O prosaico nasce do exercício do racional, ou seja, a razão o elabora, faz a urdidura do processo de autocensura que a lucidez racional impõe, por sua própria natureza intelectiva e analítica. Em regra, quando da criação da peça poética, o emocional é quem escreve os versos, inexiste, naquele momento, o exercício do racional, a pausa reflexiva assentada no racional e suas claves de contenção. Este processo vai ocorrer no segundo momento de criação, a “transpiração”, enfim, o ato de “lucidez enternecida” que vai dar ao esboço do poema a sua forma definitiva ou aquela que satisfaz o poeta-autor naquele primeiro momento intelectivo, e não mais (somente) a presença da tradução verbal da matéria ardente resultante do instante de inspiração.

Quem faz o poema com Poesia é o alter ego. Estes são hóspedes indesejáveis que vivem dentro do poeta-autor, e nem sempre são pacíficos; geralmente são inquietos, porque muito nervosos na descoberta das palavras em seu vestido de festa na celebração do Novo, que é a Poética. Falam à revelia de seu hospedeiro. Têm voz própria, como identificou Fernando Pessoa, no início do séc. XX e lhes deu a novel nomenclatura de “heterônimos”. Uns medonhos difíceis de segurar...

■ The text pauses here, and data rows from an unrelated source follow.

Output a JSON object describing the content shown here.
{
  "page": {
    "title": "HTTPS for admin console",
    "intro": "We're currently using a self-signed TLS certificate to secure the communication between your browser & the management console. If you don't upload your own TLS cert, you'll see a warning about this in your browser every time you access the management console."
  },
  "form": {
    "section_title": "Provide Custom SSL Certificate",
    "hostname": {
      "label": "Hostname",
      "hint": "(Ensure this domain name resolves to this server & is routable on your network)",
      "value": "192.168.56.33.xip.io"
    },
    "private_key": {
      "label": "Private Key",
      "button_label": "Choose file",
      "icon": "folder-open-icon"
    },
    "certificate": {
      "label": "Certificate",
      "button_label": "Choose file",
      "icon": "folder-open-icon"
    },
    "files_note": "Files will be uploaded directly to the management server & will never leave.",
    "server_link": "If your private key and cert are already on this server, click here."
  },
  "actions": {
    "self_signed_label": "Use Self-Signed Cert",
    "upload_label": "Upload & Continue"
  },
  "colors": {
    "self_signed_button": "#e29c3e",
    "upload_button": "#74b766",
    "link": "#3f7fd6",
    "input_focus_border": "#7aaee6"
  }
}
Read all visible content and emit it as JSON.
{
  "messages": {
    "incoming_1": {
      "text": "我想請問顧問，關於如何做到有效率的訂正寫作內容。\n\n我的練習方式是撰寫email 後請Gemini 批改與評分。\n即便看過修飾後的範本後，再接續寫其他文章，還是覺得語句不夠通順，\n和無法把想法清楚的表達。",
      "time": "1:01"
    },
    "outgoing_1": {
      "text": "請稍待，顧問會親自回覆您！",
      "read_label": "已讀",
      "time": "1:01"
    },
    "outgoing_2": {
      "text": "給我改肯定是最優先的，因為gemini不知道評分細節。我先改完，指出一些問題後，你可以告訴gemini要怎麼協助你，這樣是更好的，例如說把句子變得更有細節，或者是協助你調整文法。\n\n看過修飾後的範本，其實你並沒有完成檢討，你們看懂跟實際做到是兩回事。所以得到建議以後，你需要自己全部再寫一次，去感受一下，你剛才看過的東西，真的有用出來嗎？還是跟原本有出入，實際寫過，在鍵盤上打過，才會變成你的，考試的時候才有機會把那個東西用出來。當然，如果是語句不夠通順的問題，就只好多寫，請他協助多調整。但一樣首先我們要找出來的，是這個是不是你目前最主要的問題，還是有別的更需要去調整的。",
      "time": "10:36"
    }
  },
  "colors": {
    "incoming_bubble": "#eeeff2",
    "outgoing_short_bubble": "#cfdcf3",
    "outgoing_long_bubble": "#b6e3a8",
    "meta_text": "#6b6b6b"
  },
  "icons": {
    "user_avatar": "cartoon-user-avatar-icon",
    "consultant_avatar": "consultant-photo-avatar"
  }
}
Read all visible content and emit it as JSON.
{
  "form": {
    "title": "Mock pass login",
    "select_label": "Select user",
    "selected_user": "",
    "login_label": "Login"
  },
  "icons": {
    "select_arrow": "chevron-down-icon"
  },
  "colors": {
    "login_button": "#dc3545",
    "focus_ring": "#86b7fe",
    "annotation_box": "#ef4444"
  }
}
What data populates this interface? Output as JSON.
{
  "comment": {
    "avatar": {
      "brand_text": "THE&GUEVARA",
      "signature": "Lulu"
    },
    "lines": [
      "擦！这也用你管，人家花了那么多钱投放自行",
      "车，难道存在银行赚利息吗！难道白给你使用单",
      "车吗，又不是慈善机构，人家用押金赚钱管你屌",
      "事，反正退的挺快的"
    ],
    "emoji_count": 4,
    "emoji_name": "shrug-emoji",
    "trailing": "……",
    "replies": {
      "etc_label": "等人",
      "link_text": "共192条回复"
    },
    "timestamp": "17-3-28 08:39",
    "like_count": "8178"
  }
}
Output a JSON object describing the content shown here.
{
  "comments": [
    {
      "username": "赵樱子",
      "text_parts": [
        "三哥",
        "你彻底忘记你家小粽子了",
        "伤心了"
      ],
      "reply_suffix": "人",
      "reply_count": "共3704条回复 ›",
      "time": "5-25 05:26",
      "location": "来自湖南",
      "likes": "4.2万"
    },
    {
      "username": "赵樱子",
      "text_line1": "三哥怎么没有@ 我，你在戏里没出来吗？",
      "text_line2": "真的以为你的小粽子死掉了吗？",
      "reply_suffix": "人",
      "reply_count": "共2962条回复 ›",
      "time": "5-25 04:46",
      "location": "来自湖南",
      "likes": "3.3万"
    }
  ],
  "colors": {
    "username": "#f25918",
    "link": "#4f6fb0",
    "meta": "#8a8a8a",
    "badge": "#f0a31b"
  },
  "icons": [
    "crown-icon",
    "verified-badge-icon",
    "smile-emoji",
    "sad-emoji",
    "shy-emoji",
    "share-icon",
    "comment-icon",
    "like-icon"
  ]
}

Lembra-te de que sou apenas o provocador, o instigador que faz com que o criador libere o seu alter ego mais e mais, para conceder voz ao poema. Este é o triste ofício: o de brigar com a palavra e os signos da inventiva, do fingimento, da traição, da fantasia, da farsa e dos sonhos criados para tentar ser feliz utilizando a mesma “lucidez enternecida”, que pode causar a chamada “estranheza”, por ser peça única capaz de envolver a quem se entrega à Poética.

Poetar é ofício para quem se pretende um solitário pássaro. Com dados relevantes a ressaltar. Geralmente é um pássaro triste que necessita reconstruir-se, encontrar o ninho perdido e extrair os ovos para a possível gestação dentro das escarpas do abismo por onde se derramam as vertentes do Mistério.

MONCKS, Joaquim. A MAÇÃ NA CRUZ. Obra inédita em livro, 2022.